Le résumé nous laisse présager une intrigue à la Hitchcock : Mike, détective privé à la vie familiale tranquille, se retrouve immobilisé et comme le héros de Fenêtre sur cour, se met à espionner ses voisins...
Sauf que nous sommes très loin du film sus-nommé.

En fait, Mike est une "bobo" blasé. Son quarantième anniversaire, dont il semble se moquer, marque en réalité le début d'une dépression. Dès le début du récit, il paraît totalement à côté de ses pompes et de sa vie. Un lumbago va l'immobiliser quelques jours, suffisamment pour mettre à mal ses certitudes. L'inertie dont il était coutumier va alors céder la place au doute, qui s'insinue comme un poison.
Disposant à nouveau de ces capacités motrices, il commence à espionner sa femme et ses amis en utilisant son arsenal professionnel : planques, visites nocturnes, écoutes téléphoniques ect..
Mais en fouillant les poubelles de son entourage, il ouvre la boîte de Pandore : ce sont ses propres démons qui apparaîtront au grand jour.

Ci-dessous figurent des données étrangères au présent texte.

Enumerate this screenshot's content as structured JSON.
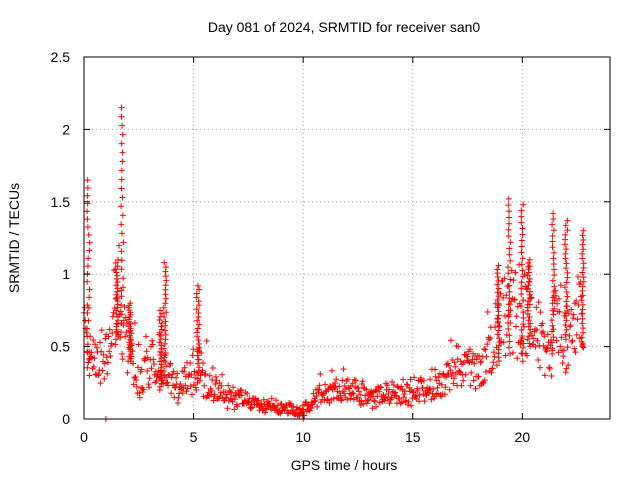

"Ce que je sais" n'est absolument pas un roman à "intrigue", comme je le croyais initialement. Il s'agit en fait du cheminement de la pensée d'un homme en pleine crise de la quarantaine. Un homme qui s'est laissé porter par sa femme et ses enfants, sans jamais se poser de questions parce que cela l'arrangeait bien. Mais il se demande à présent si sa vie lui ressemble.
Les vieux fantômes et fantasme refont surface. Mike se met à envier ses amis, suspecte sa femme d'adultère pour pouvoir lui-même y succomber.
J'ai trouvé ce Mike particulièrement antipathique : sans cesse dans la position de victime, il n'assume ni sa vie, ni ses fantasmes. C'est le récit d'un homme lâche et fourbe.
Pour ne rien arranger, le rythme m'a paru affreusement lent et souffrant parfois de répétitions inutiles.

Andrew Cowan n'a donc pas réussi à m'entraîner avec lui, mais il y avait peut-être dès le départ une erreur de casting : quand on croit lire quelque chose, et que l'on trouve son opposé, n'est-on pas forcément déçu?

Extrait :

Tout ce que je connais c'est ce que j'ai, et ce que j'ai me suffit bien, c'est tout ce que j'aurais pu souhaiter. Je suis bien. Ma vie, comme je le dis, n'est pas sur le point de commencer ou de finir ici. Elle n'en est peut-être même pas à son milieu : les hommes mariés, on le sait, vivent plus vieux que les célibataires. À une époque, je trouvais cela encourageant, mais aujourd'hui, j'ai moins de certitudes. Contrairement à ce que l'on pourrait penser, j'aime vraiment ma femme et elle m'aime, j'en suis sûr, mais je ne saurais prétendre que je trouve la vie que nous menons intéressante. À mes yeux, ce n'est plus une histoire, si tant est que cela ait jamais été le cas. On ne se demande pas si une intrigue va nous être révélée, aucun signe de surprises à venir, et très souvent, il semble bien que la seule possibilité et d'"et maintenant qu'est-ce qui se passe" que nous puissions raisonnablement espérer ne soit une catastrophe de la pire espèce. Pensée qui m'empêche de dormir la nuit, m'inspire de la peur et, je dois l'admettre parfois de l'espoir.